Gewaltfreie, einfühlende  Hundeerziehung nach Lisa Haase

Ist das denn überhaupt möglich?

Wir haben alle gelernt, das Strafe notwendig ist, damit Lebewesen das "Richtige" tun.

Ist das wirklich so?

Wie viele Menschen, Tiere, kennen Sie, die nach einer Bestrafung  ihr Verhalten langfristig änderten, ohne seelischen Schaden davon zu tragen?

 

Ich schlage Ihnen vor, auf Strafe zu verzichten.

Was kann Ihnen Schlimmes passieren, wenn Sie artgerecht, nach dem Vorbild der Wölfe, erziehen?

Wenn Sie nicht mehr:

-ruckartig an der Leine zerren, wenn der Hund nicht "bei Fuß" geht?

-wenn Sie nicht schreien, nicht schlagen, das Tier nicht isolieren?

 

 Glauben Sie wirklich, ihr Hund wird dann bissig? Im Gegenteil.

 

Gewalt erzeugt Gewalt

 

Mit meiner Methode bleibt Ihr Hund Ihr vertrauensvoller Freund, auf den Sie sich verlassen können, der gerne im Rudel läuft, weil er sich verstanden fühlt, weil er

merkt, Sie fühlen sich in seine Verhaltensweisen und Bedürfnisse ein.

Auch Hunde haben Gefühle und bringen sie zum Ausdruck.

 

Hunde brauchen:

 

Schutz: Diesen  bekommt er, wenn er zwanglos hinter Ihnen läuft, anstatt gleichberechtigt neben oder vor Ihnen.

Sicherheit: Ihr Hund fühlt sich sicher, wenn er dem "Alfawolf" (Ihnen) folgen darf.

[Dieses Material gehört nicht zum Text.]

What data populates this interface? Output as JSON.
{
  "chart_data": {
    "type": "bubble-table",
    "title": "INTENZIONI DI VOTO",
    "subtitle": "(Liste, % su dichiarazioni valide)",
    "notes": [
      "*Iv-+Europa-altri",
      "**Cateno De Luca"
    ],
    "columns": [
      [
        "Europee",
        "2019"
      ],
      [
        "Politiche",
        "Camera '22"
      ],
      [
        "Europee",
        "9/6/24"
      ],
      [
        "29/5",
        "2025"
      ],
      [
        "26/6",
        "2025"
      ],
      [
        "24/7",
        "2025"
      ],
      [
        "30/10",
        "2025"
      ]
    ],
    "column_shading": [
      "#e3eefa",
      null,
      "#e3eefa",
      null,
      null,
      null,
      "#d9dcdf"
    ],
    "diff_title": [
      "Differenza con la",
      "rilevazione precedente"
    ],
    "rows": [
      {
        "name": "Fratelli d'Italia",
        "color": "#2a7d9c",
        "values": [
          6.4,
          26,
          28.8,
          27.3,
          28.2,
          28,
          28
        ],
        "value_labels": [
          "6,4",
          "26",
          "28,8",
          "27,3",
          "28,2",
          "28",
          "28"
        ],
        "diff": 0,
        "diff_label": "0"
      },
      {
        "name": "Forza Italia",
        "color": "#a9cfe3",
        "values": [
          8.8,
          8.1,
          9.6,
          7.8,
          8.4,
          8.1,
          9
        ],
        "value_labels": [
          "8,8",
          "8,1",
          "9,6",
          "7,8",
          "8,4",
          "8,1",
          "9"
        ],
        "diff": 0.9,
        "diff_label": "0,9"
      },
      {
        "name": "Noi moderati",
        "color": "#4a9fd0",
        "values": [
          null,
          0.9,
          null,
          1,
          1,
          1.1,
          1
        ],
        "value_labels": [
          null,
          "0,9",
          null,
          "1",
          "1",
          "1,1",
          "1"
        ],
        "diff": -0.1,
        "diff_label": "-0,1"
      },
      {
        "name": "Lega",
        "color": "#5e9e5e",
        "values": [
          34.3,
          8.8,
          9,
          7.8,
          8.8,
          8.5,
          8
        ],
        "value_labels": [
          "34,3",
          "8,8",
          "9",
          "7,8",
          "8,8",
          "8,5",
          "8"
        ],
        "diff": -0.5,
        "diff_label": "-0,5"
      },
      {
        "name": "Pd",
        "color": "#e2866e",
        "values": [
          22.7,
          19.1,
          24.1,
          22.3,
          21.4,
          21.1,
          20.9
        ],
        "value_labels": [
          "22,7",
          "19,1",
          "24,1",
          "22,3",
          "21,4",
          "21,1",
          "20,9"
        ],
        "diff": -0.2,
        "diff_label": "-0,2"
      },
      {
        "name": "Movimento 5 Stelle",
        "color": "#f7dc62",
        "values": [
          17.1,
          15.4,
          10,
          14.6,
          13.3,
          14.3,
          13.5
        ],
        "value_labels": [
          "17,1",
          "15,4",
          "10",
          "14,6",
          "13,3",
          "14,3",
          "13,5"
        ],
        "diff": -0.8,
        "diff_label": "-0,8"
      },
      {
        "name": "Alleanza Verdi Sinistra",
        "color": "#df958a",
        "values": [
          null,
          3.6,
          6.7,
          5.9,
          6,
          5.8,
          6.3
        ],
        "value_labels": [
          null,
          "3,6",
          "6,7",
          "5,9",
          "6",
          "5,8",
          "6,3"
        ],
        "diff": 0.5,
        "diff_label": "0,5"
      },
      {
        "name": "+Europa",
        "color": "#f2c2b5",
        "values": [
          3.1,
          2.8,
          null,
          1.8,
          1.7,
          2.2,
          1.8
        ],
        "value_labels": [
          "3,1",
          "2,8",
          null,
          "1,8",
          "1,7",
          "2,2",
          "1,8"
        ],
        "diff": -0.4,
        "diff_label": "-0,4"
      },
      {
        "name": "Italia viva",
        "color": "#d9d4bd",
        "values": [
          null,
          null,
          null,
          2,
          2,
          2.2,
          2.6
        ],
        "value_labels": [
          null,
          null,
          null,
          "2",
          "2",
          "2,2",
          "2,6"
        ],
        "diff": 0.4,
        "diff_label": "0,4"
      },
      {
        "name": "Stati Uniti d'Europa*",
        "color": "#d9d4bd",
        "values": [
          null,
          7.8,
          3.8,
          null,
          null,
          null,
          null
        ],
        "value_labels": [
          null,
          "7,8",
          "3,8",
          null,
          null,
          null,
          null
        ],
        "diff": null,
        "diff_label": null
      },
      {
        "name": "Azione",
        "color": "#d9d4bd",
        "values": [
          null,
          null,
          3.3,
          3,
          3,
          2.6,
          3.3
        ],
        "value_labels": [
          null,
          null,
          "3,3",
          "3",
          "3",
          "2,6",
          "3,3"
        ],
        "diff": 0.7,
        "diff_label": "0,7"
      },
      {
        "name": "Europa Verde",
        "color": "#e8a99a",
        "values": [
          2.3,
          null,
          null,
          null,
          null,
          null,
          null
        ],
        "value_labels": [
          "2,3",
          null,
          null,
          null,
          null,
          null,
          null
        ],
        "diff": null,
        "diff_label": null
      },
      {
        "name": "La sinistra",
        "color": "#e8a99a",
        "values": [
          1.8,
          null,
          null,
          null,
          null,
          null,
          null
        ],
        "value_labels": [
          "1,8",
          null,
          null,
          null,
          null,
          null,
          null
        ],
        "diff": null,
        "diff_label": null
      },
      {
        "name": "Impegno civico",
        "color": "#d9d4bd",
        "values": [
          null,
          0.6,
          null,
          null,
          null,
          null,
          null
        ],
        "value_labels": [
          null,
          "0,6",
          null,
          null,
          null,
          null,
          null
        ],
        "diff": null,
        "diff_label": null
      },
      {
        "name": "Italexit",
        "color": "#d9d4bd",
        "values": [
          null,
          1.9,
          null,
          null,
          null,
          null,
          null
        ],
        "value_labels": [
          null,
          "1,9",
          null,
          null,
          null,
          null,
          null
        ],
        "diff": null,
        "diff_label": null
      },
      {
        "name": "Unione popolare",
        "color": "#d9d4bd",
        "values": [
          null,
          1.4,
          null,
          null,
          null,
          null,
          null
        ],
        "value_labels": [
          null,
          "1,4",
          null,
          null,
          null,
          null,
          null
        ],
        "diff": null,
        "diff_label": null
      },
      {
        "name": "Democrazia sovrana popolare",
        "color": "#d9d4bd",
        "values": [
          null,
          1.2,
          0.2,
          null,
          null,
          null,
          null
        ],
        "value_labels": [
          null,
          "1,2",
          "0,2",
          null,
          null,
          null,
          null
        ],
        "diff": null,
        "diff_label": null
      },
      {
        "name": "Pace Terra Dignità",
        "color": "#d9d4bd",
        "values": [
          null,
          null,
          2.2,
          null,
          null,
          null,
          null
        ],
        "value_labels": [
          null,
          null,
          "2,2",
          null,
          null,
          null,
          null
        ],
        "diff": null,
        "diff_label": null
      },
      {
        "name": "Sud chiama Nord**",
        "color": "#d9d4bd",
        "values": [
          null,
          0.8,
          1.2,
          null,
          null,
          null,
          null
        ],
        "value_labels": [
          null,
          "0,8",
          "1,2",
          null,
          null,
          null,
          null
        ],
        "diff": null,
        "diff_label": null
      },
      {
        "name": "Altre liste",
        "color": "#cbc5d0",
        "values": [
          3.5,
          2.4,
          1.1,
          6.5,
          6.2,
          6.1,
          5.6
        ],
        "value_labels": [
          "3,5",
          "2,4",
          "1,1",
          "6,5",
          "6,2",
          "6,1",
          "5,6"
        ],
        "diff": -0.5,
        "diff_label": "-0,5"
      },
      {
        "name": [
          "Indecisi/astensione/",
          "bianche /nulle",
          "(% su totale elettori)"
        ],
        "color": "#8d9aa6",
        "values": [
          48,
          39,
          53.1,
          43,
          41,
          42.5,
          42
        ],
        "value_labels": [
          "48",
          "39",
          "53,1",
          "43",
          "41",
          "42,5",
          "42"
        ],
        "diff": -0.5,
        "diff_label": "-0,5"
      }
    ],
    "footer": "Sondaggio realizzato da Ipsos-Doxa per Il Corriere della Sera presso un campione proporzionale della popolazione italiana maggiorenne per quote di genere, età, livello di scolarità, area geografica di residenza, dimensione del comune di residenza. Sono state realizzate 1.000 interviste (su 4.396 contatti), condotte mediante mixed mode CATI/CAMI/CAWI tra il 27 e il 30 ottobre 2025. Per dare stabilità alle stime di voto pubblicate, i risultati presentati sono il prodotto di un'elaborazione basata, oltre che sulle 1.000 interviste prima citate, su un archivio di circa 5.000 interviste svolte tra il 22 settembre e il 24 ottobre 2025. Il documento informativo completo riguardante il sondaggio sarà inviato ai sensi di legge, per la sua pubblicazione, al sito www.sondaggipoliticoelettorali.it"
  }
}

Wer voraus geht, schützt das Rudel.

Das bedeutet nicht, dass er Sie bei Gefahr im Stich lässt.

Ordnung: Hunde, die im Rudel gehen, folgen einer natürlichen Ordnung. Diese Ordnung ist auch Hunden bekannt, die längst nicht mehr wild leben.

 

Ist der Hund bereit, Ihnen zu folgen, lösen sich mit der Zeit alle Autoritätsprobleme.

Er bleibt bei seinem "Rudel" Mensch.